There is an old wives’ tale that women who are pregnant should avoid looking at anything evil, ugly or scary or else that evil, ugliness or scariness will be transmitted to the baby she is carrying. As Christians we are not to battle in the manner of the world, the flesh or the devil but with spiritual armor and with the power, love and wisdom of the Holy Spirit, and we are to overcome evil with GOOD. There is some truth to the notion that we become what we look upon and the object of our focus. So if we are always focusing on what is evil and nasty, we, too, can become nasty, angry and evil. The Pharisees got so enmeshed in preserving their human traditions and criticizing and judging the sins and infractions of those around them that they became angry, ugly, critical, judgmental hypocrites who were unable to recognize God in the flesh, our Messiah, Savior and LORD JESUS CHRIST.

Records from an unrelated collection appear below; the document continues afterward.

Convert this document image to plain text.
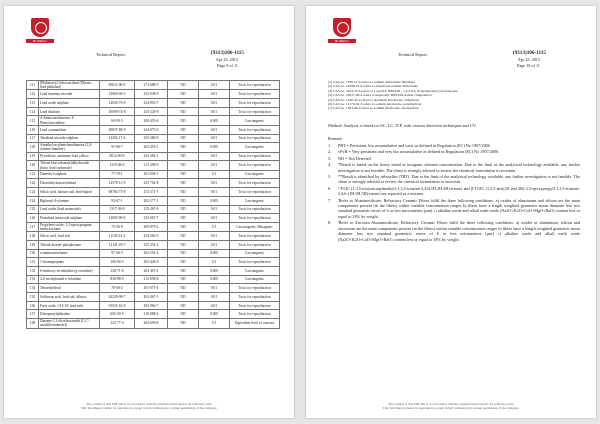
BUREAU VERITAS
Technical Report:	(9313)106-1115
Apr 23, 2015
Page 9 of 11
111	[Phthalato(2-)]dioxotrilead (Dibasic lead phthalate)	69011-06-9	273-688-5	ND	0.01	Toxic for reproduction
112	Lead titanium trioxide	12060-00-3	235-038-9	ND	0.01	Toxic for reproduction
113	Lead oxide sulphate	12036-76-9	234-853-7	ND	0.01	Toxic for reproduction
114	Lead dinitrate	10099-74-8	233-245-9	ND	0.01	Toxic for reproduction
115	4-Aminoazobenzene; 4-Phenylazoaniline	60-09-3	200-453-6	ND	0.005	Carcinogenic
116	Lead cyanamidate	20837-86-9	244-073-9	ND	0.01	Toxic for reproduction
117	Tetralead trioxide sulphate	12202-17-4	235-380-9	ND	0.01	Toxic for reproduction
118	4-methyl-m-phenylenediamine (2,4-toluene-diamine)	95-80-7	202-453-1	ND	0.005	Carcinogenic
119	Pyrochlore, antimony lead yellow	8012-00-8	232-382-1	ND	0.01	Toxic for reproduction
120	Trilead bis(carbonate)dihydroxide (basic lead carbonate)	1319-46-6	215-290-6	ND	0.01	Toxic for reproduction
121	Dimethyl sulphate	77-78-1	201-058-1	ND	0.1	Carcinogenic
122	Dioxobis(stearato)trilead	12578-12-0	235-702-8	ND	0.01	Toxic for reproduction
123	Silicic acid, barium salt, lead-doped	68784-75-8	272-271-5	ND	0.01	Toxic for reproduction
124	Biphenyl-4-ylamine	92-67-1	202-177-1	ND	0.005	Carcinogenic
125	Lead oxide (lead monoxide)	1317-36-8	215-267-0	ND	0.01	Toxic for reproduction
126	Pentalead tetraoxide sulphate	12065-90-6	235-067-7	ND	0.01	Toxic for reproduction
127	Propylene oxide; 1,2-epoxypropane; methyloxirane	75-56-9	200-879-2	ND	0.1	Carcinogenic; Mutagenic
128	Silicic acid, lead salt	11120-22-2	234-363-3	ND	0.01	Toxic for reproduction
129	Trilead dioxide phosphonate	12141-20-7	235-252-2	ND	0.01	Toxic for reproduction
130	o-aminoazotoluene	97-56-3	202-591-2	ND	0.005	Carcinogenic
131	1-bromopropane	106-94-5	203-445-0	ND	0.1	Toxic for reproduction
132	6-methoxy-m-toluidine (p-cresidine)	120-71-8	204-419-1	ND	0.005	Carcinogenic
133	4,4'-methylenedi-o-toluidine	838-88-0	212-658-8	ND	0.005	Carcinogenic
134	Tetraethyllead	78-00-2	201-075-4	ND	0.01	Toxic for reproduction
135	Sulfurous acid, lead salt, dibasic	62229-08-7	263-467-1	ND	0.01	Toxic for reproduction
136	Fatty acids, C16-18, lead salts	91031-62-8	292-966-7	ND	0.01	Toxic for reproduction
137	Diisopentylphthalate	605-50-5	210-088-4	ND	0.005	Toxic for reproduction
138	Diazene-1,2-dicarboxamide (C,C'-azodi(formamide))	123-77-3	204-650-8	ND	0.1	Equivalent level of concern
The content of this PDF file is in accordance with the original issued reports for reference only.
This Test Report cannot be reproduced, except in full, without prior written permission of the company.
BUREAU VERITAS
Technical Report:	(9313)106-1115
Apr 23, 2015
Page 10 of 11
(1) CAS no. 7789-12-0 refers to sodium dichromate dihydrate
(2) CAS no. 10588-01-9 refers to anhydrous sodium dichromate
(3) CAS no. 3194-55-6 refers to a specific HBCDD - 1,2,5,6,9,10-hexabromocyclododecane
(4) CAS no. 25637-99-4 refers to unspecific HBCDD isomer composition
(5) CAS no. 1330-43-2 refers to disodium tetraborate, anhydrous
(6) CAS no. 12179-04-3 refers to sodium tetraborate, pentahydrate
(7) CAS no. 1303-96-4 refers to sodium tetraborate, decahydrate
Method: Analysis is based on GC, LC, ICP, with various detection techniques and UV.
Remark:
1. PBT = Persistent, bio accumulative and toxic as defined in Regulation (EC) No 1907/2006
2. vPvB = Very persistent and very bio accumulative as defined in Regulation (EC) No 1907/2006
3. ND = Not Detected
4. *Result is based on the heavy metal or inorganic element concentration. Due to the limit of the analytical technology available, any further investigation is not feasible. The client is strongly advised to review the chemical formulation to ascertain.
5. **Result is identified by tributyltin (TBT). Due to the limit of the analytical technology available, any further investigation is not feasible. The client is strongly advised to review the chemical formulation to ascertain.
6. ^TGIC (1,3,5-tris(oxiranylmethyl)-1,3,5-triazine-2,4,6(1H,3H,5H)-trione) and β-TGIC (1,3,5-tris[(2S and 2R)-2,3-epoxypropyl]-1,3,5-triazine-2,4,6-(1H,3H,5H)-trione) are reported as a mixture.
7. 'Refer to Aluminosilicate, Refractory Ceramic Fibres fulfil the three following conditions: a) oxides of aluminium and silicon are the main components present (in the fibres) within variable concentration ranges b) fibres have a length weighted geometric mean diameter less two standard geometric errors of 6 or less micrometres (µm) c) alkaline oxide and alkali earth oxide (Na2O+K2O+CaO+MgO+BaO) content less or equal to 18% by weight.
8. 'Refer to Zirconia Aluminosilicate, Refractory Ceramic Fibres fulfil the three following conditions: a) oxides of aluminium, silicon and zirconium are the main components present (in the fibres) within variable concentration ranges b) fibres have a length weighted geometric mean diameter less two standard geometric errors of 6 or less micrometres (µm) c) alkaline oxide and alkali earth oxide (Na2O+K2O+CaO+MgO+BaO) content less or equal to 18% by weight.
The content of this PDF file is in accordance with the original issued reports for reference only.
This Test Report cannot be reproduced, except in full, without prior written permission of the company.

In the letter to the Hebrews we are exhorted to “keep our eyes fixed on JESUS, the Author and Completer of our faith” (Hebrews 12:1). When we keep our eyes fixed on JESUS as revealed in the Gospel and receive and adore JESUS in the Eucharist we are more inclined to emulate JESUS, to look like JESUS, to let the mind and character of JESUS shape our mind and character, and, with the grace of God received from Him through our ongoing relationship with Him, prayer, Mass and the sacraments, we gradually become conformed into His image and likeness (see Romans 8:29).
Let us, therefore, focus on JESUS and look to the Gospel. Let the Gospel be our mirror to reveal who we most resemble. Are we growing more into the likeness of JESUS, Who is full of love, grace, truth, mercy and compassion? Or are we growing more into the ugliness of the Pharisees, who were so focused on finding evil in those around them and fighting infractions of their tradition that they failed to recognize the only Perfect One and became complicit in crucifying the LORD of glory? Let us meditate on the Person of JESUS as revealed in the Gospel and commit ourselves to emulating HIS character and His mercy and tender compassion and allowing ourselves to be transformed by the Holy Spirit more and more into the image of JESUS.